Monday, October 20, 2008


Yesterday The Sunday Times carried the following article which stated that, against common belief, reusable nappies actually leave a more extensive carbon footprint than disposable nappies.

I, however, am still a fan of reusable nappies, (1) because I think that cotton is a more comfortable material than polyethylene and (2) because they are cheaper if you launder your own, especially if you hang them on a line to dry.

Most interesting, though, (and more green, as well) are the parents who use no diapers at all on their infants, and practice "elimination communication" and manage to place the infants, at the proper time, on the toilet. That takes some talent. I presume, more than I have.

Here's the article:

Blow to image of 'green' reusable nappy
Marie Woolf, Whitehall Editor

A government report that found old-fashioned reusable nappies damage the environment more than disposables has been hushed up because ministers are embarrassed by its findings.

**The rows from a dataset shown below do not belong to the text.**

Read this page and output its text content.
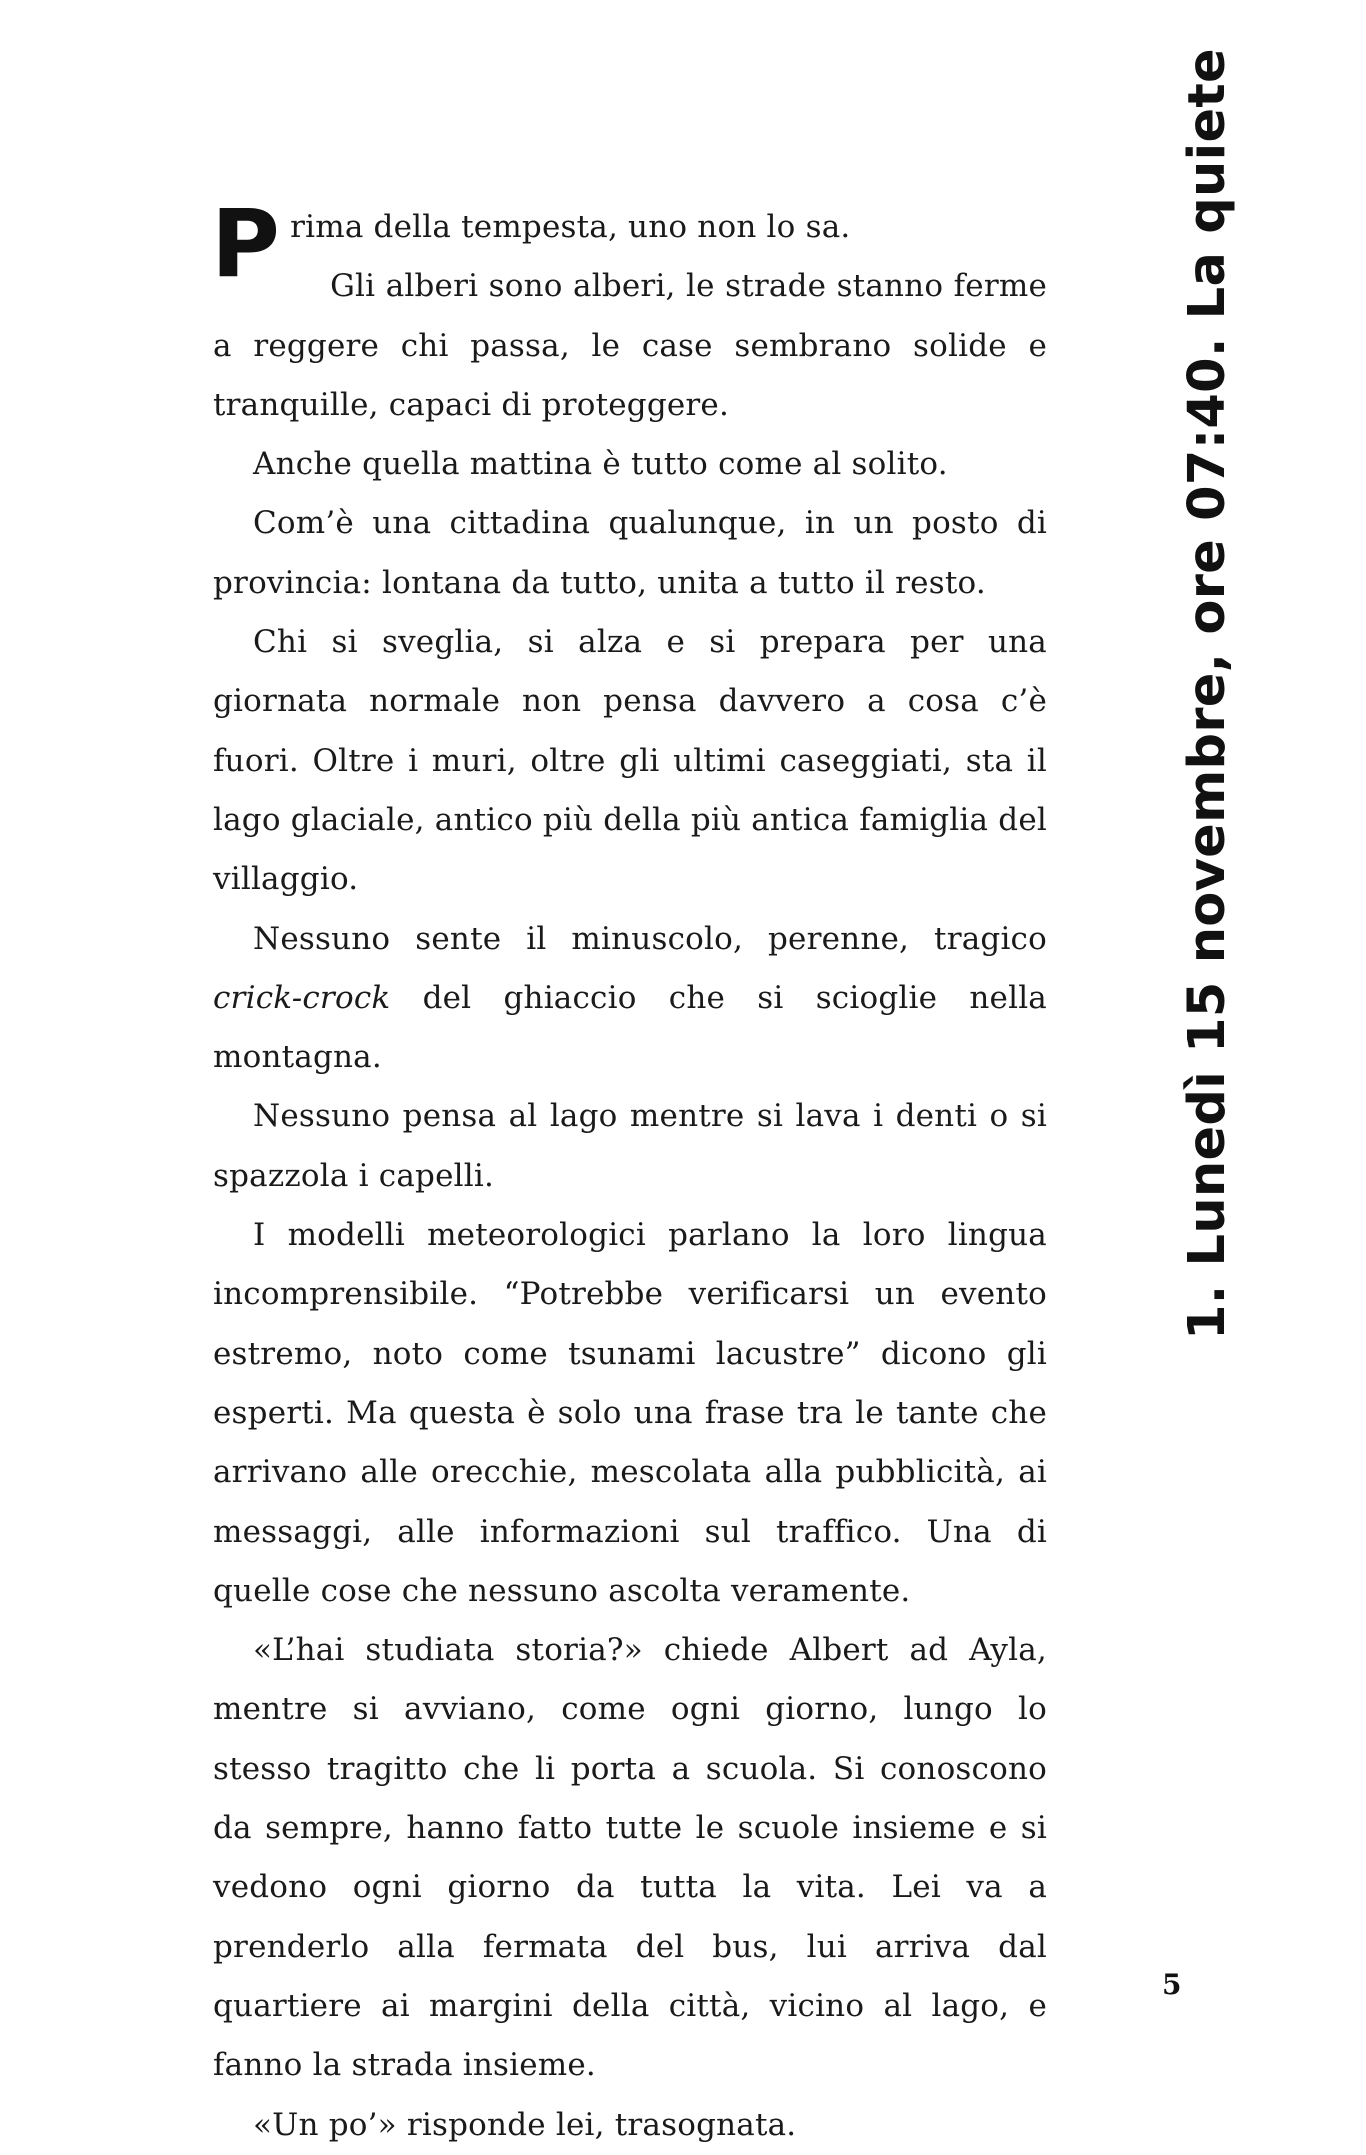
Prima della tempesta, uno non lo sa.

Gli alberi sono alberi, le strade stanno ferme a reggere chi passa, le case sembrano solide e tranquille, capaci di proteggere.

Anche quella mattina è tutto come al solito.

Com’è una cittadina qualunque, in un posto di provincia: lontana da tutto, unita a tutto il resto.

Chi si sveglia, si alza e si prepara per una giornata normale non pensa davvero a cosa c’è fuori. Oltre i muri, oltre gli ultimi caseggiati, sta il lago glaciale, antico più della più antica famiglia del villaggio.

Nessuno sente il minuscolo, perenne, tragico crick-crock del ghiaccio che si scioglie nella montagna.

Nessuno pensa al lago mentre si lava i denti o si spazzola i capelli.

I modelli meteorologici parlano la loro lingua incomprensibile. “Potrebbe verificarsi un evento estremo, noto come tsunami lacustre” dicono gli esperti. Ma questa è solo una frase tra le tante che arrivano alle orecchie, mescolata alla pubblicità, ai messaggi, alle informazioni sul traffico. Una di quelle cose che nessuno ascolta veramente.

«L’hai studiata storia?» chiede Albert ad Ayla, mentre si avviano, come ogni giorno, lungo lo stesso tragitto che li porta a scuola. Si conoscono da sempre, hanno fatto tutte le scuole insieme e si vedono ogni giorno da tutta la vita. Lei va a prenderlo alla fermata del bus, lui arriva dal quartiere ai margini della città, vicino al lago, e fanno la strada insieme.

«Un po’» risponde lei, trasognata.

1. Lunedì 15 novembre, ore 07:40. La quiete
5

The Department for Environment, Food and Rural Affairs (Defra) has instructed civil servants not to publicise the conclusions of the £50,000 nappy research project and to adopt a "defensive" stance towards its conclusions.

The report found that using washable nappies, hailed by councils throughout Britain as a key way of saving the planet, have a higher carbon footprint than their disposable equivalents unless parents adopt an extreme approach to laundering them.

To reduce the impact of cloth nappies on climate change parents would have to hang wet nappies out to dry all year round, keep them for years for use on younger children, and make sure the water in their washing machines does not exceed 60C.

The conclusions will upset proponents of real nappies who have claimed they can help save the planet.

Restricted Whitehall documents, seen by The Sunday Times, show that the government is so concerned by the "negative laundry options" outlined in the report, it has told its media managers not to give its conclusions any publicity.

The report found that while disposable nappies used over 2½ years would have a global warming, impact of 550kg of CO2, reusable nappies produced 570kg of CO2 on average. But, if parents used tumble dryers and washed the reusable nappies at 90C, the impact could spiral to 993kg of CO2. A Defra spokesman said the government was shelving plans for future research on nappies.